A banda investe em uma forma de música que, na maior parte do tempo, é mais intimista e melodiosa do gênero, com toques de Jazz e Fusion, com um bom nível técnico e muitas viagens progressivas virtuosas. Mas ao mesmo tempo, há claros elementos de Prog Metal aqui e ali, e mesmo alguns vocais com tons mais agressivos (sim, referências claras a influência do Metal extremo) e riffs de guitarra com timbres abrasivos, o que permite que o estilo do sexteto seja bem atual, longe de soar datado. E o melhor de tudo, único.

Produzido, mixado e masterizado pelo vocalista/guitarrista Pedro Acker, o disco poderia ter uma sonoridade melhor, já que o nível de crueza está um pouco além do que a música do grupo precisa. Óbvio que está claro e compreensível, mas poderia ser melhor. Mas mesmo assim, é suficiente para percebermos que o trabalho deles é muito bom.

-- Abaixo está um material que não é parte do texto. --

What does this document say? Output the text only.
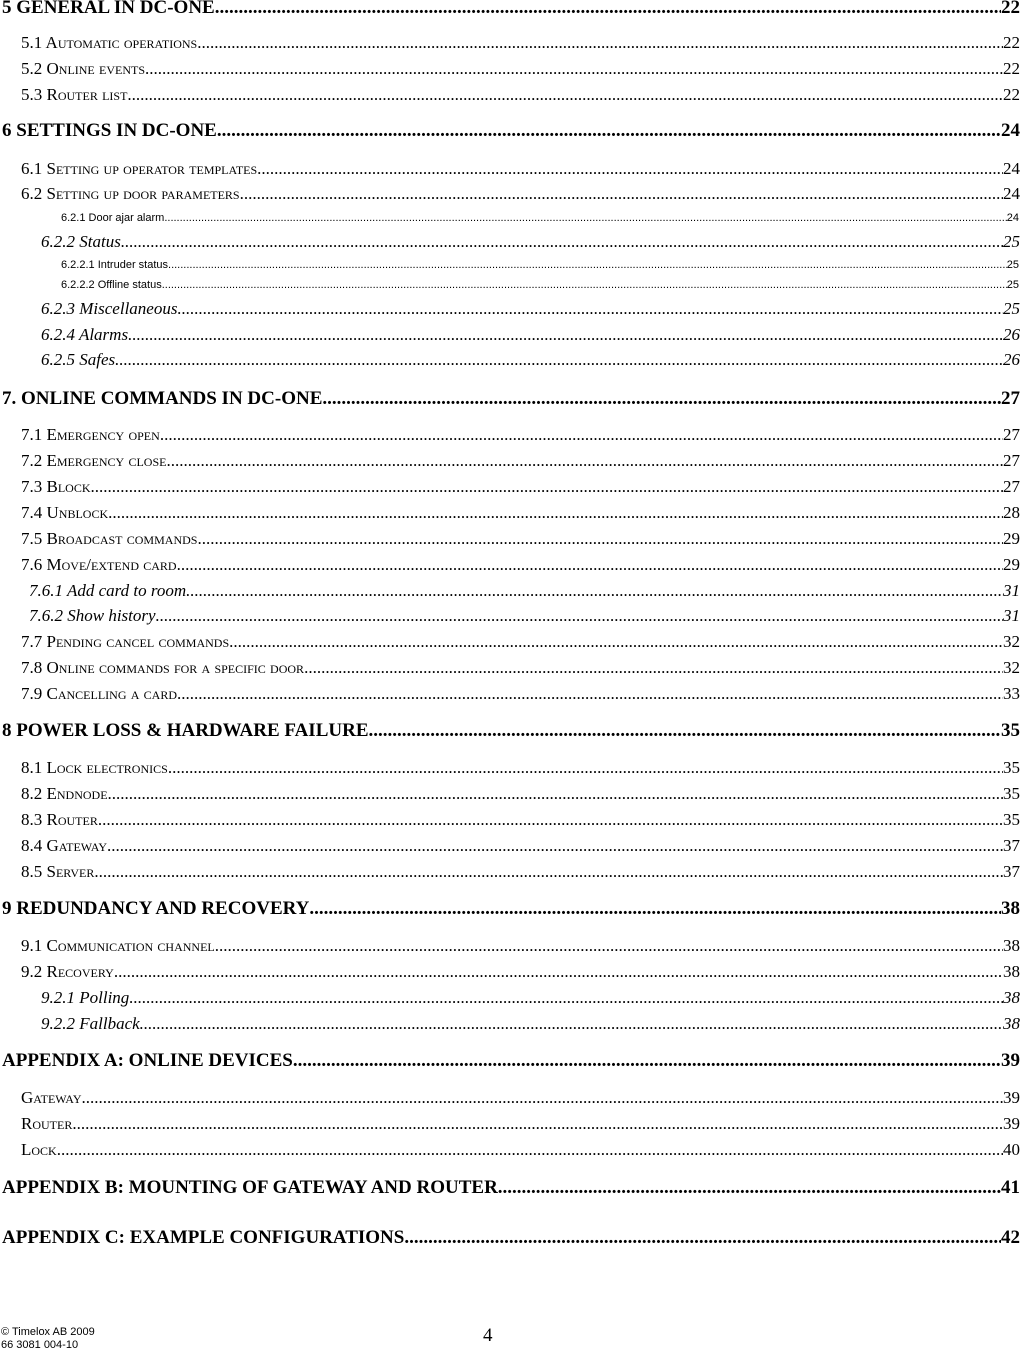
5 GENERAL IN DC-ONE .....	22
5.1 Automatic operations .....	22
5.2 Online events .....	22
5.3 Router list .....	22
6 SETTINGS IN DC-ONE .....	24
6.1 Setting up operator templates .....	24
6.2 Setting up door parameters .....	24
6.2.1 Door ajar alarm .....	24
6.2.2 Status .....	25
6.2.2.1 Intruder status .....	25
6.2.2.2 Offline status .....	25
6.2.3 Miscellaneous .....	25
6.2.4 Alarms .....	26
6.2.5 Safes .....	26
7. ONLINE COMMANDS IN DC-ONE .....	27
7.1 Emergency open .....	27
7.2 Emergency close .....	27
7.3 Block .....	27
7.4 Unblock .....	28
7.5 Broadcast commands .....	29
7.6 Move/extend card .....	29
7.6.1 Add card to room .....	31
7.6.2 Show history .....	31
7.7 Pending cancel commands .....	32
7.8 Online commands for a specific door .....	32
7.9 Cancelling a card .....	33
8 POWER LOSS & HARDWARE FAILURE .....	35
8.1 Lock electronics .....	35
8.2 Endnode .....	35
8.3 Router .....	35
8.4 Gateway .....	37
8.5 Server .....	37
9 REDUNDANCY AND RECOVERY .....	38
9.1 Communication channel .....	38
9.2 Recovery .....	38
9.2.1 Polling .....	38
9.2.2 Fallback .....	38
APPENDIX A: ONLINE DEVICES .....	39
Gateway .....	39
Router .....	39
Lock .....	40
APPENDIX B: MOUNTING OF GATEWAY AND ROUTER .....	41
APPENDIX C: EXAMPLE CONFIGURATIONS .....	42
© Timelox AB 2009
66 3081 004-10	4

O grupo, nessa característica híbrida que ostenta, eles sabem criar bons arranjos e momentos grandiosos, além de nos seduzir com melodias muito bem pensadas. A técnica instrumental individual de cada um dos integrantes flui de forma espontânea, sem ser uma aula de autoindulgência que só entediaria os ouvintes. 

Em “Nightfall”, a banda mostra uma canção híbrida entre o intimismo jazzista, o virtuosismo do Progressivo e elementos do Metal e alguns vocais urrados, mas sempre sendo consensual e inteligível, com belo trabalho dos vocais e dos teclados. Na longa “Chaos Surrounding My Soul”, onde se destacam saxofones e o trabalho técnico e consistente da base rítmica, mas mesmo assim, se preparem para momentos pesados e com vocais extremos. Em “Kosmus”, uma instrumental bem interessante e intimista, com um trabalho belíssimo das guitarras. “Final Destination” já se mostra mais voltada ao Prog Metal, com bastante peso nas bases de guitarra com tons abrasivos modernos, mas com sutis partes de teclados muito bem encaixadas. E em “Cor”, temos a volta das partes mais calmas típicas de locais mais intimistas, e que belíssimos arranjos de teclados, baixo e saxofones.

Eles são talentosos e sabem o que querem de sua música. Mas uma produção mais esmerada os ajudará a chegar ainda mais longe.